Her şey önce bir hayalle başladı. İlk başta anne babamın hayaliydim. Dünyaya geldim. Sonra kendim hayal kurmayı keşfettim ve kendime hayallerimden bir dünya yarattım...
03/12/2010

Nörofeedback Terapisi

        Yüzyılın Buluşu mu yoksa Andersen’den Masal mı?  

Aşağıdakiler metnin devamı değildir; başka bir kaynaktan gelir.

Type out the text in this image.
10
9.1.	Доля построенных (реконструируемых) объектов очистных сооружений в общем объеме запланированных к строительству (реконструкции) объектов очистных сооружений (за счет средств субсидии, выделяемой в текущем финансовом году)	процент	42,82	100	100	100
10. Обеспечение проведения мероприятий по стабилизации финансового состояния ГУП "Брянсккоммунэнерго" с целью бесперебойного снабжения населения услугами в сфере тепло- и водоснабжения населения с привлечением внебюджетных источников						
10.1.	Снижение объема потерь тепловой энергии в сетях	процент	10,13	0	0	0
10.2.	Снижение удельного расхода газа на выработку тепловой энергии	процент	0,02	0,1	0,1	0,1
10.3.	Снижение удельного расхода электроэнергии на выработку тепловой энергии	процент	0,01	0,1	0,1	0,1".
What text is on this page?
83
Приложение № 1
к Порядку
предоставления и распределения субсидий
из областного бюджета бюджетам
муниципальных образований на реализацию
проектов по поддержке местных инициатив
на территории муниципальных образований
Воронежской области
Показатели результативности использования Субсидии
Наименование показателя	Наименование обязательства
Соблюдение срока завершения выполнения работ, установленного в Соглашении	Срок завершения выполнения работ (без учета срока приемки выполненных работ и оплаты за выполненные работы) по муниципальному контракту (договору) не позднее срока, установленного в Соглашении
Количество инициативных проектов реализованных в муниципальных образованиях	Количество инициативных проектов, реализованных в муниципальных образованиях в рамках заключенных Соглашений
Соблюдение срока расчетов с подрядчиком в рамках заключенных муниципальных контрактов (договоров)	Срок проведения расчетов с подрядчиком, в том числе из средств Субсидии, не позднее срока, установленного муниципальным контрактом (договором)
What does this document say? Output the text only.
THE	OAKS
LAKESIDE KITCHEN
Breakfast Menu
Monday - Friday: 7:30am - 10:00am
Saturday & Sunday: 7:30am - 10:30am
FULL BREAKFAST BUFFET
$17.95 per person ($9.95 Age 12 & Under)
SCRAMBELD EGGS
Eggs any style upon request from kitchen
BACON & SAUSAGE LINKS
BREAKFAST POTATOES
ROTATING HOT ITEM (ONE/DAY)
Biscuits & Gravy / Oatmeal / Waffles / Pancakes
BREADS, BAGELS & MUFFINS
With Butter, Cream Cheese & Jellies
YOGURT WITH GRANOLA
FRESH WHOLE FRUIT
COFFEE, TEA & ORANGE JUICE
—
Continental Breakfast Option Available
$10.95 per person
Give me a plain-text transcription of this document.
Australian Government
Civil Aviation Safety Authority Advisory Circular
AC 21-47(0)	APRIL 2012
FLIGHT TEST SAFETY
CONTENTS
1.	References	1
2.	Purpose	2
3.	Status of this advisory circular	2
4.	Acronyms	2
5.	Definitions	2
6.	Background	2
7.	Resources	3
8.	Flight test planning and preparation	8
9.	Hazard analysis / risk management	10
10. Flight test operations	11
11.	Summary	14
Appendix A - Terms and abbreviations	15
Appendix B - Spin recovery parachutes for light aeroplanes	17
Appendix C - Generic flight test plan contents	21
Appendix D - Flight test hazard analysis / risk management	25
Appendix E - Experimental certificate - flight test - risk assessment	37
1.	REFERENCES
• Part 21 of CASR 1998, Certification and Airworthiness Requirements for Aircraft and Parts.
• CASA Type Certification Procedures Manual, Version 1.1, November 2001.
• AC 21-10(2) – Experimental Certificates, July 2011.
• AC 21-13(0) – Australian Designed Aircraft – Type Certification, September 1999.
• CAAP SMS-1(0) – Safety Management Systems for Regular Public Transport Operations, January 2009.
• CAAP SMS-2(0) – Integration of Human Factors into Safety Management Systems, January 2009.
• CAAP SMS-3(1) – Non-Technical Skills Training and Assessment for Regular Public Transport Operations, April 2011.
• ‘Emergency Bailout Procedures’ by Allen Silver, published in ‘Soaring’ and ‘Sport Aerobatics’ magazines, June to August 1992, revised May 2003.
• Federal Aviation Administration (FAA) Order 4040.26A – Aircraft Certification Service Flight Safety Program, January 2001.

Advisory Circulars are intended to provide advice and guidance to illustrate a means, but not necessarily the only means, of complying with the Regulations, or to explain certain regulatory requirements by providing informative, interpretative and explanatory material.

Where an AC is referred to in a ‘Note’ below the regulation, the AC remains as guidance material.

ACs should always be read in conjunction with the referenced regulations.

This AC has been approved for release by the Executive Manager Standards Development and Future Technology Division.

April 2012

        Konferansta (22.Uluslarası DE/HB Konferansı) dişlerimi bileyerek gittiğim tek panel Nörofeedback(nörofidbek)Terapisi’nin anlatıldığı paneldi. Aslında,  Nörofeedback Terapisi ile bir alıp veremediğim yok. Benim derdim; yeterli bilimsel kanıtlara dayandırılmamış, henüz çalışmaların bebeklik döneminde olduğu bir tedavi yöntemini, müthiş vaatlerle ailelere pazarlayan ve ilaçsız mucizevî bir tedavi yöntemi olarak Andersen’den masallar anlatan yerli ve yabancı bazı uzmanlarla. Çünkü onların bu vaatlerine inanıp (doktoruna inanmayacaksın da kime inanacaksın?) maddi anlamda mağdur olan ve hiçbir olumlu sonuç alamayan birçok aile var.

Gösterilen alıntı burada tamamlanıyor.